Health care providers can also help, both in their local communities and nationwide, to support community-based efforts that assist them in meeting the public health needs of their patients and others.

The work of the USPSTF and the Community Preventive Services Task Force complement each other. Taken together, the recommendations of the two Task Forces provide our nation with knowledge of how health is improved by prevention in both clinical and community settings.

The Community Preventive Services Task Force and the USPSTF concurrently release their annual reports to Congress to demonstrate the close collaboration of the two Task Forces, and to provide a full picture of our nation's prevention research needs.

Complementary Work of Community Preventive Services Task Force (CPSTF) and U.S. Preventive Services Task Force (USPSTF)

This X-Y axis shows overlapping responsibilities of the USPSTF (clinical perspective) and the CPSTF (public health perspective) as a venn diagram. On the Y axis, which represents the Type of Preventive Services, with increasing space between categories as it progresses; from the point of origin moving up: Screening Tests, Preventive Medications, Behavior Change Counseling, Information/Education, Organizational Policies, Legislative Policies.

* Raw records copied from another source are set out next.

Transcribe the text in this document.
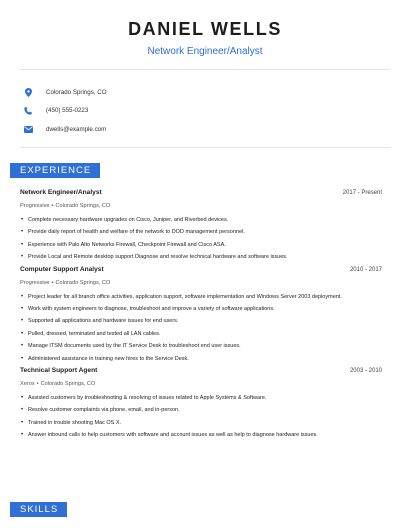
DANIEL WELLS
Network Engineer/Analyst
Colorado Springs, CO
(450) 555-0223
dwells@example.com
EXPERIENCE
Network Engineer/Analyst	2017 - Present
Progressive • Colorado Springs, CO
• Complete necessary hardware upgrades on Cisco, Juniper, and Riverbed devices.
• Provide daily report of health and welfare of the network to DOD management personnel.
• Experience with Palo Alto Networks Firewall, Checkpoint Firewall and Cisco ASA.
• Provide Local and Remote desktop support Diagnose and resolve technical hardware and software issues.
Computer Support Analyst	2010 - 2017
Progressive • Colorado Springs, CO
• Project leader for all branch office activities, application support, software implementation and Windows Server 2003 deployment.
• Work with system engineers to diagnose, troubleshoot and improve a variety of software applications.
• Supported all applications and hardware issues for end users.
• Pulled, dressed, terminated and tested all LAN cables.
• Manage ITSM documents used by the IT Service Desk to troubleshoot end user issues.
• Administered assistance in training new hires to the Service Desk.
Technical Support Agent	2003 - 2010
Xerox • Colorado Springs, CO
• Assisted customers by troubleshooting & resolving of issues related to Apple Systems & Software.
• Resolve customer complaints via phone, email, and in-person.
• Trained in trouble shooting Mac OS X.
• Answer inbound calls to help customers with software and account issues as well as help to diagnose hardware issues.
SKILLS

On the X axis, which represents Settings, spaced equally across the figure; from the point of origin moving right: Primary Care Offices, Health System/Community-Based Organizations; Built Environment/Worksites/Schools, Communities/States/Nation. Work of the USPSTF is represented by a medium blue bubble shape whose middle covers the point of origin and extends up to Organizational Policies on the Y axis and right to Built Environment/Worksites/Schools on the X axis. Work of the CPSTF is represented by a light blue bubble shape that covers the upper right corner of the grid and extends down to the very bottom, or Screening Tests, and left to Primary Care Offices, just shy of the Y axis. Where the two bubble shapes overlap, there is a dark blue area that represents the overlapping areas of their work.